Like that, my best friend busts me.

The truth is, it’s hard to make light of seeing Gabriel again because every second with him felt like we were on the cusp of something, like a storm cloud swollen with rain before it bursts. I didn’t admit who I was because I didn’t want to get caught in the downpour. “I was going to,” I explain. “I swear. He seemed so legit when he kept asking if we knew each other, and it made me want to tell him. I was just waiting for him to fully make the connection. I didn’t want to do all the work.”

“I get that. Truly, I do.” She sets her hand on my arm. Delaney is a tactile person. She’s always touching. Makes sense, since she does massage for a living. “And I’m all for making the man suffer. But from what you told me, it sounds like he was trying hard to connect the dots.”

I point to my face. “You’ve known me forever. Do I look that different?”

She tilts her head to the side and taps her chin. “Hmm. Penelope Jones, the twenty-one-year-old Wall Street research analyst with the short news-anchor haircut? Or Penny Jones, lover of music and dogs, who abandoned the financial business after half a year to pursue her dream of working with animals and at thirty-one now has crazy long hair and tattoos along her shoulder?” She pauses to add, “Or Penny Smith now, evidently.”

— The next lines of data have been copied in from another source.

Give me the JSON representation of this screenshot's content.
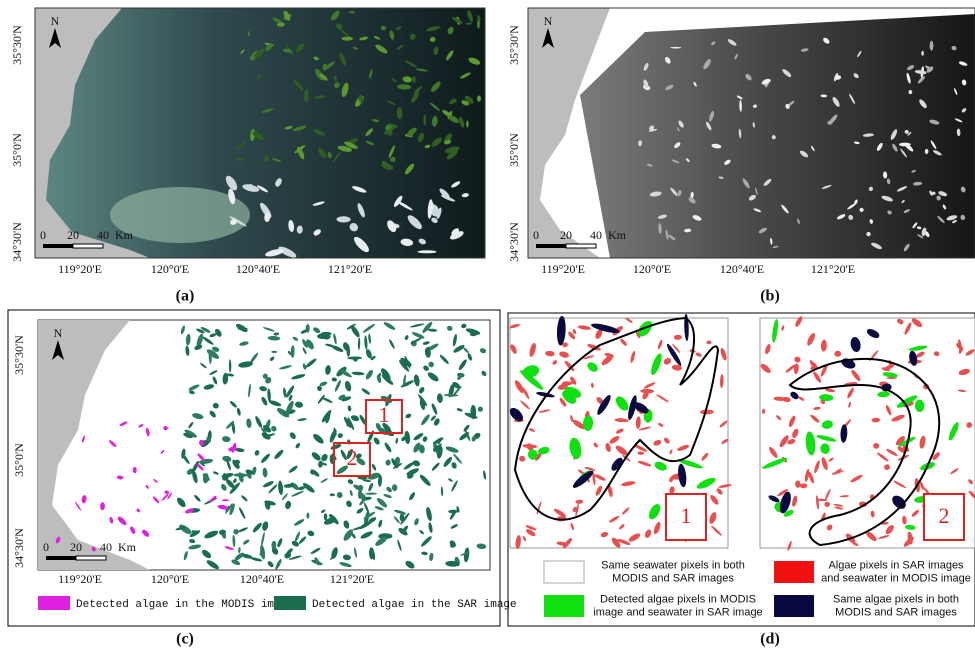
{
  "panels": [
    {
      "north": "N",
      "lat_labels": [
        "35°30'N",
        "35°0'N",
        "34°30'N"
      ],
      "lon_labels": [
        "119°20'E",
        "120°0'E",
        "120°40'E",
        "121°20'E"
      ],
      "scale_labels": [
        "0",
        "20",
        "40",
        "Km"
      ],
      "caption": "(a)"
    },
    {
      "north": "N",
      "lat_labels": [
        "35°30'N",
        "35°0'N",
        "34°30'N"
      ],
      "lon_labels": [
        "119°20'E",
        "120°0'E",
        "120°40'E",
        "121°20'E"
      ],
      "scale_labels": [
        "0",
        "20",
        "40",
        "Km"
      ],
      "caption": "(b)"
    },
    {
      "north": "N",
      "lat_labels": [
        "35°30'N",
        "35°0'N",
        "34°30'N"
      ],
      "lon_labels": [
        "119°20'E",
        "120°0'E",
        "120°40'E",
        "121°20'E"
      ],
      "scale_labels": [
        "0",
        "20",
        "40",
        "Km"
      ],
      "boxes": [
        "1",
        "2"
      ],
      "legend": [
        "Detected algae in the MODIS image",
        "Detected algae in the SAR image"
      ],
      "caption": "(c)"
    },
    {
      "boxes": [
        "1",
        "2"
      ],
      "legend": [
        "Same seawater pixels in both\nMODIS and SAR images",
        "Algae pixels in SAR images\nand seawater in MODIS image",
        "Detected algae pixels in MODIS\nimage and seawater in SAR image",
        "Same algae pixels in both\nMODIS and SAR images"
      ],
      "caption": "(d)"
    }
  ]
}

I hold up my hands in surrender. “I gave him the wrong name at that point because I didn’t want to open myself up to hearing whatever bullshit excuse he was going to give me,” I say, trying to stay tough. The full truth is I would have been hurt all over again in a new, fresh way if he’d connected the dots and then said something nonchalant like, “Oh, sorry. I couldn’t make it to Lincoln Center that night. I was busy making a roast.”

Delaney levels her gaze at me. “What happens when you’re working together on the event and he refuses to deny anymore that it’s you?”

Her point is valid. But I’m not sure I’m ready to face that possibility. “I was going to say something. I was planning on telling him who I was. But then Greta the fruit lady, with her very own cantaloupes for breasts, appeared, and she was so flirty with him,” I say, seething as I picture the busty woman. “She called him handsome then said ‘see you later,’ and well, obviously there’s something going on with them.”